Though Olga tried to be considerate to Chekhov's mother, and had quickly re-established her old friendship with Masha, her efforts to "dress him up" and to order spccial dishes for him, as well as her prescribing of medical nostrums, caused friction in the household. Masha and her mother, who had devotedly looked out for his every want for years, resented her interference. Exasperated, Olga confided to Chekhov that she would like to carry him off and keep him all for herself. Patiently he explained to her that his mother and the old servant Marfusha were anxious to do all they could, but that one was seventy and the other eighty and they could not be expected to understand about newfangled diets. When Olga wrote him of her jealousy of his mother and sister, shortly after she left for Moscow, he kindly assured her that her jealousy was not without grounds but it did not suit her character. Then he added: "You write that Masha will never get used to you, and so forth and so forth. Wbat nonsense this all is! You exaggerate it all, think of silly things, and I'm afraid that before we know it you will be quarreling with Masha. Let me say this: Have patience and keep silent for only one year, then everything will become clear to you. No matter what they say to you, whatever you imagine, remain silent. For all newly married wives and husbands, all the pleasant things of life depend upon this nonresistance in the early days. Do as I say, darling, be a clever girl!" (September 3, 1901.)

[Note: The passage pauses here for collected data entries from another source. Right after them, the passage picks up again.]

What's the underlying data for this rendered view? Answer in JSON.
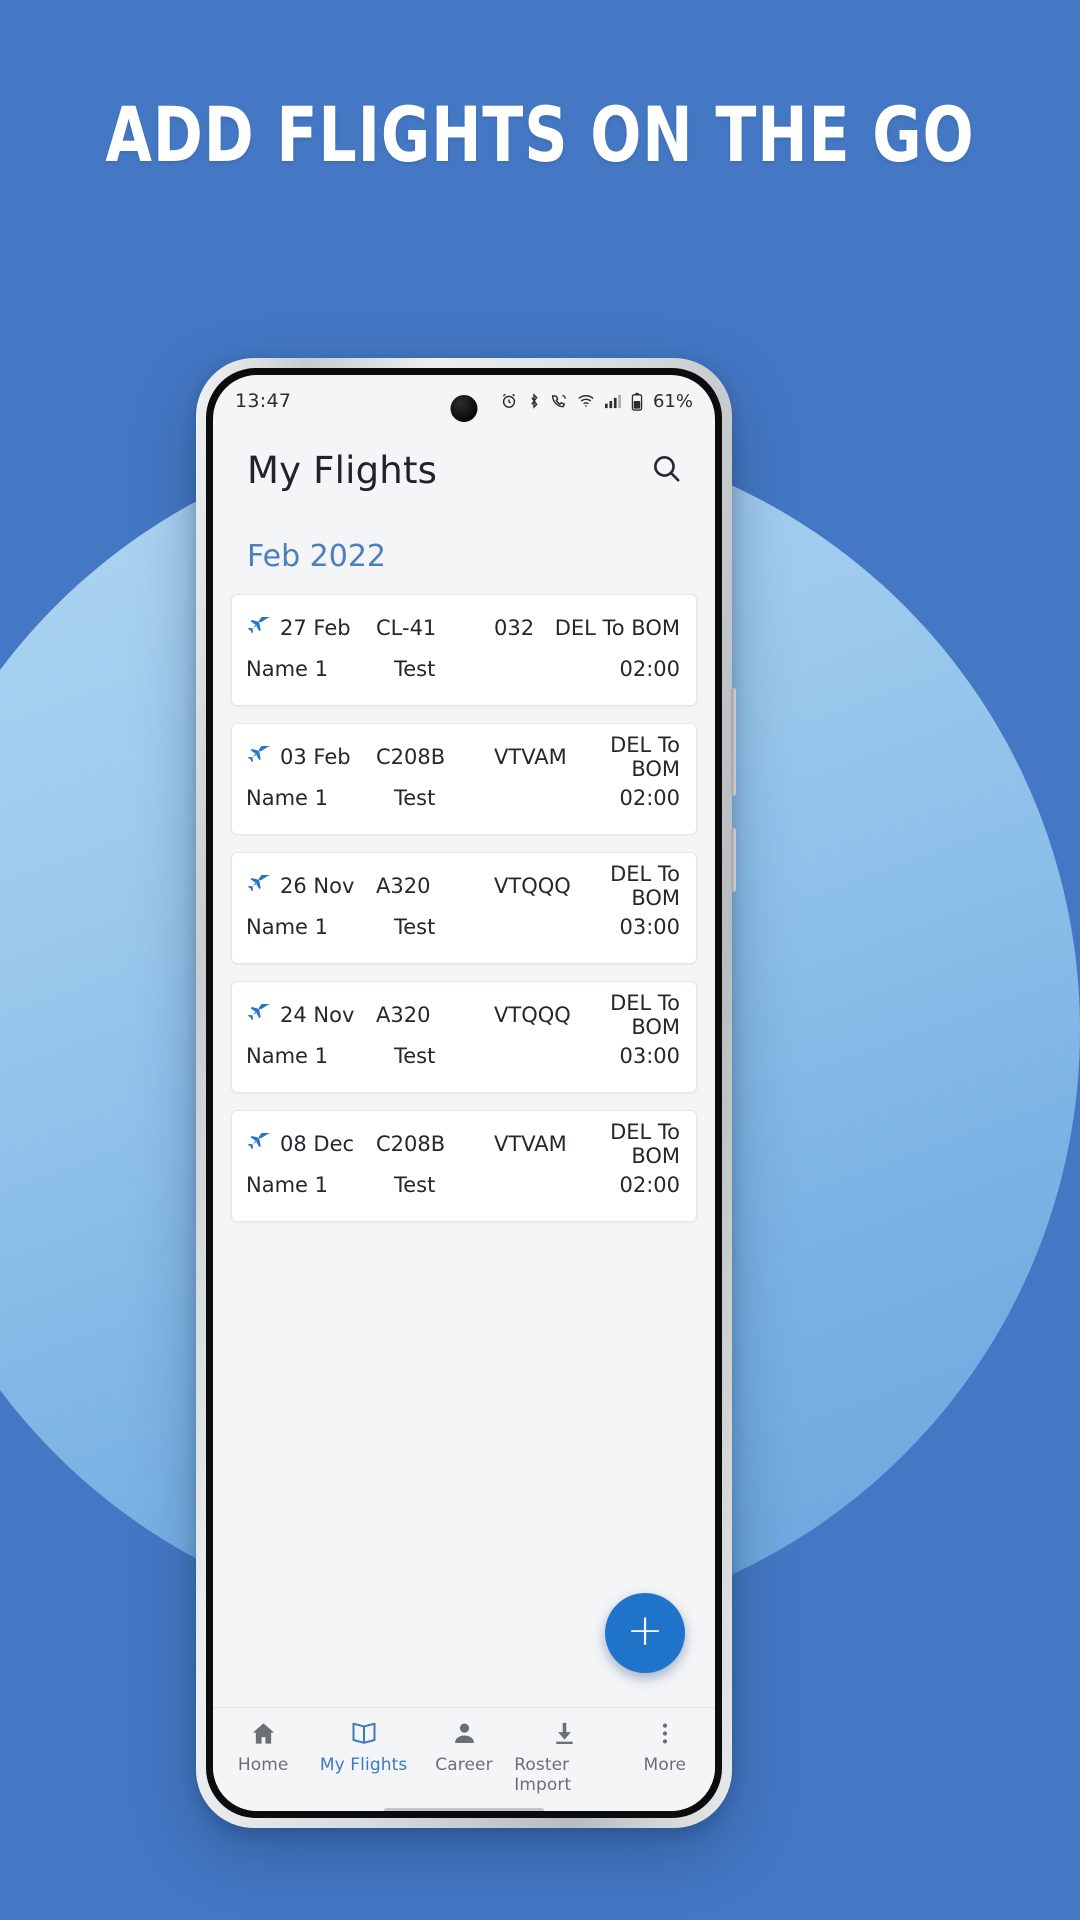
{
  "poster": {
    "headline": "ADD FLIGHTS ON THE GO",
    "background_color": "#4478c4",
    "circle_color": "#9fcdef"
  },
  "statusbar": {
    "time": "13:47",
    "battery_percent": "61%",
    "icons": [
      "alarm-icon",
      "bluetooth-icon",
      "call-mute-icon",
      "wifi-icon",
      "signal-icon",
      "battery-icon"
    ]
  },
  "header": {
    "title": "My Flights",
    "search_icon": "search-icon"
  },
  "section": {
    "month_label": "Feb 2022",
    "accent_color": "#4a7fc0"
  },
  "flights": [
    {
      "icon": "jet-plane-icon",
      "date": "27 Feb",
      "aircraft_type": "CL-41",
      "registration": "032",
      "route": "DEL To BOM",
      "crew_name": "Name 1",
      "note": "Test",
      "duration": "02:00"
    },
    {
      "icon": "jet-plane-icon",
      "date": "03 Feb",
      "aircraft_type": "C208B",
      "registration": "VTVAM",
      "route": "DEL To BOM",
      "crew_name": "Name 1",
      "note": "Test",
      "duration": "02:00"
    },
    {
      "icon": "jet-plane-icon",
      "date": "26 Nov",
      "aircraft_type": "A320",
      "registration": "VTQQQ",
      "route": "DEL To BOM",
      "crew_name": "Name 1",
      "note": "Test",
      "duration": "03:00"
    },
    {
      "icon": "jet-plane-icon",
      "date": "24 Nov",
      "aircraft_type": "A320",
      "registration": "VTQQQ",
      "route": "DEL To BOM",
      "crew_name": "Name 1",
      "note": "Test",
      "duration": "03:00"
    },
    {
      "icon": "jet-plane-icon",
      "date": "08 Dec",
      "aircraft_type": "C208B",
      "registration": "VTVAM",
      "route": "DEL To BOM",
      "crew_name": "Name 1",
      "note": "Test",
      "duration": "02:00"
    }
  ],
  "fab": {
    "label": "+",
    "icon": "plus-icon",
    "color": "#1f73c8"
  },
  "bottom_nav": {
    "active_color": "#3a7bbf",
    "inactive_color": "#6b7076",
    "items": [
      {
        "label": "Home",
        "icon": "home-icon",
        "active": false
      },
      {
        "label": "My Flights",
        "icon": "book-icon",
        "active": true
      },
      {
        "label": "Career",
        "icon": "person-icon",
        "active": false
      },
      {
        "label": "Roster Import",
        "icon": "download-icon",
        "active": false
      },
      {
        "label": "More",
        "icon": "dots-vertical-icon",
        "active": false
      }
    ]
  }
}
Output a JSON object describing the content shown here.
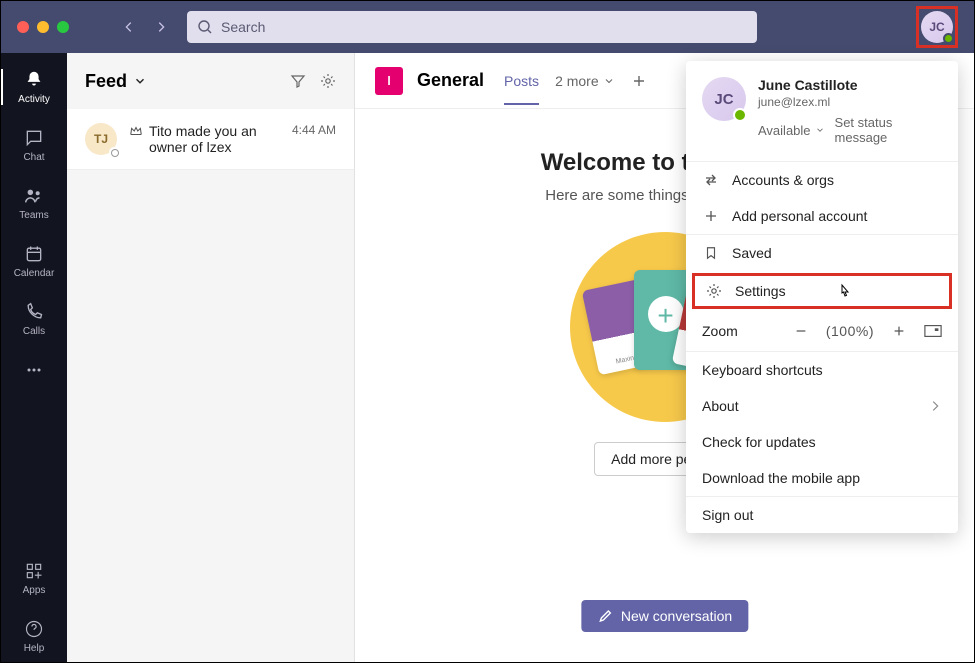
{
  "search": {
    "placeholder": "Search"
  },
  "user": {
    "initials": "JC",
    "name": "June Castillote",
    "email": "june@lzex.ml",
    "status": "Available"
  },
  "rail": {
    "activity": "Activity",
    "chat": "Chat",
    "teams": "Teams",
    "calendar": "Calendar",
    "calls": "Calls",
    "apps": "Apps",
    "help": "Help"
  },
  "feed": {
    "title": "Feed",
    "item": {
      "avatar": "TJ",
      "text": "Tito made you an owner of lzex",
      "time": "4:44 AM"
    }
  },
  "channel": {
    "tile": "l",
    "name": "General",
    "tabs": {
      "posts": "Posts",
      "more": "2 more"
    },
    "welcome_title": "Welcome to the team!",
    "welcome_sub": "Here are some things to get going...",
    "card_label": "Maxine",
    "add_more": "Add more people",
    "new_convo": "New conversation"
  },
  "menu": {
    "set_status": "Set status message",
    "accounts": "Accounts & orgs",
    "add_personal": "Add personal account",
    "saved": "Saved",
    "settings": "Settings",
    "zoom_label": "Zoom",
    "zoom_value": "(100%)",
    "shortcuts": "Keyboard shortcuts",
    "about": "About",
    "updates": "Check for updates",
    "download": "Download the mobile app",
    "signout": "Sign out"
  }
}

Certainly Chekhov left Olga under no illusions about the permanence of his affection for Masha and the extent of his gratitude to her. For that summer he gave his wife a letter addressed to Masha, to be turned over to her at the time of his death. It was his will. "Dear Masha," he wrote, "I bequeath to you my Yalta house for possession during your lifetime, and the money and income from my dramatic productions; and to my wife Olga Leonardovna my dacha at Gurzuf and five thousand roubles. If you wish, you may sell the real estate. Give brother Alexander three thousand and Ivan five thousand, and Mikhail three thousand. To Alexei Dolzhenko1 one thousand, and one thousand roubles to Elena Chekhova (Lyolya)2 upon her marriage. After your death and the death of Mother, all that remains, except for the income from the plays, is to go to the Taganrog city administration for public education, and the income from the plays to brother Ivan; but after his, Ivan's death, to the Taganrog city administration for public education. I promised the peasants of Melikhovo village one hundred roubles to pay for the highway; I also promised Gavrila Alexeevich Kharchenko3 (his home is in Kharkov, Moskalevka Street) to pay for his older daughter's school education if she is not released from tuition payments. Help the poor. Take care of Mother. Live peacefully." (August 3, 1901.)